In July 2011, we reported on Public Act 98, which essentially prohibited the use of Project Labor Agreements (PLAs) on all publicly funded construction projects (see here). Since most of those projects are subject to the federal Davis-Bacon Act’s prevailing wage provisions, or those of the companion Michigan Act, the chief significance of PA 98 was simply relief to contractors from the PLA requirement they be signatory to a Building Trades Union Agreement. PA 98 had no application to projects or PLAs already in existence at the time of its passage; nor did it prevent or prohibit PLAs on privately-funded projects.
By order dated February 29, 2012, however, enforcement of PA 98 has been enjoined by the U.S. District Court for the Eastern District of Michigan. Mich Bldg & Constr Trades Council v Snyder, (ED Mich 2/29/12). In an Opinion authored by District Judge Victoria Roberts, the District Court found the Michigan statute is a state regulation of labor relations preempted by federal law, specifically the National Labor Relations Act and the U.S. Constitution’s Supremacy Clause.
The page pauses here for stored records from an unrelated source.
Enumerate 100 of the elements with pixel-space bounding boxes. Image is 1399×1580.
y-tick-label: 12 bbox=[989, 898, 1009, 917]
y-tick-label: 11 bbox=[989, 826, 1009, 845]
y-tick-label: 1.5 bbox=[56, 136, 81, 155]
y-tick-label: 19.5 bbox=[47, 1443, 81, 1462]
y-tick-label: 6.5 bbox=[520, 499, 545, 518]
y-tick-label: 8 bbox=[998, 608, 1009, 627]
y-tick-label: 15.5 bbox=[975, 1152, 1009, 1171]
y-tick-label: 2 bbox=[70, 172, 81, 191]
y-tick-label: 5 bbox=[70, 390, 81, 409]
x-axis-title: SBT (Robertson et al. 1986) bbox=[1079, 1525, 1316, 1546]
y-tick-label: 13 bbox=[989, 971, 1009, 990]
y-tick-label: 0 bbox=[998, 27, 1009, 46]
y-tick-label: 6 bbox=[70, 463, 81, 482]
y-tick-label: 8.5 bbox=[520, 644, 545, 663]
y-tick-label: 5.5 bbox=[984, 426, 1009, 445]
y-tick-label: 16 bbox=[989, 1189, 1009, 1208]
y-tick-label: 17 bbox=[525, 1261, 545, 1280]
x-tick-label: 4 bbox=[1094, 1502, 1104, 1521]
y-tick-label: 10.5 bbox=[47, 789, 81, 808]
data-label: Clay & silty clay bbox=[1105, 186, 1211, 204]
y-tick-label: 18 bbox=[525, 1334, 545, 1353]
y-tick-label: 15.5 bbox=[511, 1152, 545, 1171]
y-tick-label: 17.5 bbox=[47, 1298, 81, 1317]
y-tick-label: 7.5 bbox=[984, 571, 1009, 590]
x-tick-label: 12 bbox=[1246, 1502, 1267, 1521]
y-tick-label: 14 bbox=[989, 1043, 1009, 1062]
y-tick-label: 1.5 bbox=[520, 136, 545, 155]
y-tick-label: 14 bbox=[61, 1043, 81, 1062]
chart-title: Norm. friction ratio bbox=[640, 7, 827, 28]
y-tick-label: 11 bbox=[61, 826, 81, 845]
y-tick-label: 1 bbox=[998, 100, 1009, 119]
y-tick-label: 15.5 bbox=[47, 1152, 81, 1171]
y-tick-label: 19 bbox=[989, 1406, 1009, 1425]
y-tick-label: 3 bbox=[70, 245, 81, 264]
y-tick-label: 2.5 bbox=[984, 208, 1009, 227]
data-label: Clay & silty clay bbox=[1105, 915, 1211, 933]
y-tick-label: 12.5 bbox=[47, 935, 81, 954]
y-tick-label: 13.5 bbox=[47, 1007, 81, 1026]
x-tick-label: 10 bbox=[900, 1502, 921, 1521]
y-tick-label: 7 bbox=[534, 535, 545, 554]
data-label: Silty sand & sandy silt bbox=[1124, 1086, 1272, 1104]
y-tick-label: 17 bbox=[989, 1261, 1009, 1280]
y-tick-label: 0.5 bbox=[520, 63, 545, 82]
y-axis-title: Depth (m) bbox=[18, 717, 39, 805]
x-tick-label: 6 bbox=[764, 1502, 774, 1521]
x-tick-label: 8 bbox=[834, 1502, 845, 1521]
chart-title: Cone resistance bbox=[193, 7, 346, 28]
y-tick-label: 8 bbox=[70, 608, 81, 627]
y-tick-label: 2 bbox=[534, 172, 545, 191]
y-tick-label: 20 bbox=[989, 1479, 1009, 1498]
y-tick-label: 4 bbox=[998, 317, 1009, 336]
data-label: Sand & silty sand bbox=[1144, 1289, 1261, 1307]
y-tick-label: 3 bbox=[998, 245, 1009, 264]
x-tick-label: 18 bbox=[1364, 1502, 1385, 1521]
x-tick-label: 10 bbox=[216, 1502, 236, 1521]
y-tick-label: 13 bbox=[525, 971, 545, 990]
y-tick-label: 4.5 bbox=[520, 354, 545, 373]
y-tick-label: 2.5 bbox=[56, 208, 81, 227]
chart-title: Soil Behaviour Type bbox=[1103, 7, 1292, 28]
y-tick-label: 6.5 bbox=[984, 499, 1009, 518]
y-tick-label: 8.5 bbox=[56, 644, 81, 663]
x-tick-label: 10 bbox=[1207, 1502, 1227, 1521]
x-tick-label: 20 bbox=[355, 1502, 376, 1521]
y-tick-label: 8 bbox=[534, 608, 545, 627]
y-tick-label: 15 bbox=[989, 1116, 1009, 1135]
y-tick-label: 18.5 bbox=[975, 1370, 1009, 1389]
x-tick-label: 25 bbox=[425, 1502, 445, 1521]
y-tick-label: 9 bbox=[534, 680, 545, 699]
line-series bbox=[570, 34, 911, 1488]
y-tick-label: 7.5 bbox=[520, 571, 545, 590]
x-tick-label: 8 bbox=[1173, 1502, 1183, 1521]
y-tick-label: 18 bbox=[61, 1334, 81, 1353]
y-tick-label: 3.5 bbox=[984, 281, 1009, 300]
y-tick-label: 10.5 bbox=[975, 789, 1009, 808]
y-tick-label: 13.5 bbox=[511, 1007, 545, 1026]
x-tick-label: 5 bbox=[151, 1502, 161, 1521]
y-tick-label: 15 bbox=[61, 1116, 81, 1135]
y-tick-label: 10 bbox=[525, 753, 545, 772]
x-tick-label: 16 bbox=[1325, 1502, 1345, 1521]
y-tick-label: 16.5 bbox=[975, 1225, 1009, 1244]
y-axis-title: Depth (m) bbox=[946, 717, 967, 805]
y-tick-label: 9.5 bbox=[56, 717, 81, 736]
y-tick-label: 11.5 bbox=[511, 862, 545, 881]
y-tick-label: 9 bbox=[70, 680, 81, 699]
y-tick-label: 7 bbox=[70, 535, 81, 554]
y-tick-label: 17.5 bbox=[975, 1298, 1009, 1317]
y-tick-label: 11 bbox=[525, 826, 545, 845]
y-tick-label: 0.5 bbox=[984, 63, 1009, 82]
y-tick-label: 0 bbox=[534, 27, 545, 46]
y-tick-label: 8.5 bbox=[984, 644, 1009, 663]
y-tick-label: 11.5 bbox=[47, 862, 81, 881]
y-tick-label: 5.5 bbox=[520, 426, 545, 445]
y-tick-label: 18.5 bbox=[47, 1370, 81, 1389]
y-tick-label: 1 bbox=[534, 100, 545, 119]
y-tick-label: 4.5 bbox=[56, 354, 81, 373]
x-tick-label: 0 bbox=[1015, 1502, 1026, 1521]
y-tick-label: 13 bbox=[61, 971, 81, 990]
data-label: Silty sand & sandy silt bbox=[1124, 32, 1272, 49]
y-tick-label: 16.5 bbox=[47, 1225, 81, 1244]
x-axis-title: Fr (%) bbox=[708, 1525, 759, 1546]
The District Court placed specific emphasis on the NLRA’s protection of collective bargaining as protected activity, as well as its express authorization of pre-hire agreements in the construction industry.
So for now, the State, the various subordinate governmental entities, school districts and other public entities may once again fund projects that include the requirement of a PLA. The Snyder Administration and other interested parties, most notably the Associated Builders and Contractors of Michigan, are currently weighing their options, which include a request for rehearing at the District Court or an appeal to the Sixth Circuit Court of Appeals.